Der Sturz von Mauretaniens Präsident Maaouiya Ould Taya durch meuternde Militärs ist zunächst einmal ein Anlass zur Freude. Das Taya-Regime war eines der repressivsten Westafrikas; es war in den 80er- und 90er-Jahren für brutale Verbrechen gegen Oppositionelle vor allem aus der schwarzafrikanischen Minderheit verantwortlich und warf in den letzten Jahren ungeniert demokratische Oppositionelle mit radikalen Islamisten in einen Topf, um sich Kritik vom Halse zu halten. Die Freudenkundgebungen auf mauretanischen Straßen nach dem Umsturz sprechen für sich.
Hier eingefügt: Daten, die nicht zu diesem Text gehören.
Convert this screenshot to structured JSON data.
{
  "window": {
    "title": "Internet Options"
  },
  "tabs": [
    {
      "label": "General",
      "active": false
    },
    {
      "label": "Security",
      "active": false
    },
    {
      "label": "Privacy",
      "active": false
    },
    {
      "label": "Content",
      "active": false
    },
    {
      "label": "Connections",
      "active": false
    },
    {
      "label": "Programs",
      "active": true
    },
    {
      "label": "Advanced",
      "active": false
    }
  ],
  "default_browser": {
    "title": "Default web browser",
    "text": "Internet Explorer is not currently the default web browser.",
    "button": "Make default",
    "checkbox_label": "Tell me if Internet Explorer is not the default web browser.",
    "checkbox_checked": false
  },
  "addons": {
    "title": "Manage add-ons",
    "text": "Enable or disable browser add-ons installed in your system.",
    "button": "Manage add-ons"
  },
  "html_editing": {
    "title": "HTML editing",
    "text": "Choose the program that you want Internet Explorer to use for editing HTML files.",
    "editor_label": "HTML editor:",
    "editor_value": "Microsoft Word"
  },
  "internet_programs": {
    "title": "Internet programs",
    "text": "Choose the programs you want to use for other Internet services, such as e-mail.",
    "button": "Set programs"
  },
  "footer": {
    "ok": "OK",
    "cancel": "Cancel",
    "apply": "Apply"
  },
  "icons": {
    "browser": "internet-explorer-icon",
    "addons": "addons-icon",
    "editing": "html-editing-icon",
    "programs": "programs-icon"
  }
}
Doch der neue Präsident ist noch schlimmer als der alte. Oberst Ould Vall war jahrzehntelang die rechte Hand Tayas bei der Verfolgung seiner Gegner. Indem die Putschisten ihn an die Spitze ihrer Junta hieven, halten sie sich vielleicht einen Gegenputsch vom Hals – aber zugleich machen sie ihre eigenen Bekundungen, Mauretanien zur Demokratie führen zu wollen, unglaubwürdig.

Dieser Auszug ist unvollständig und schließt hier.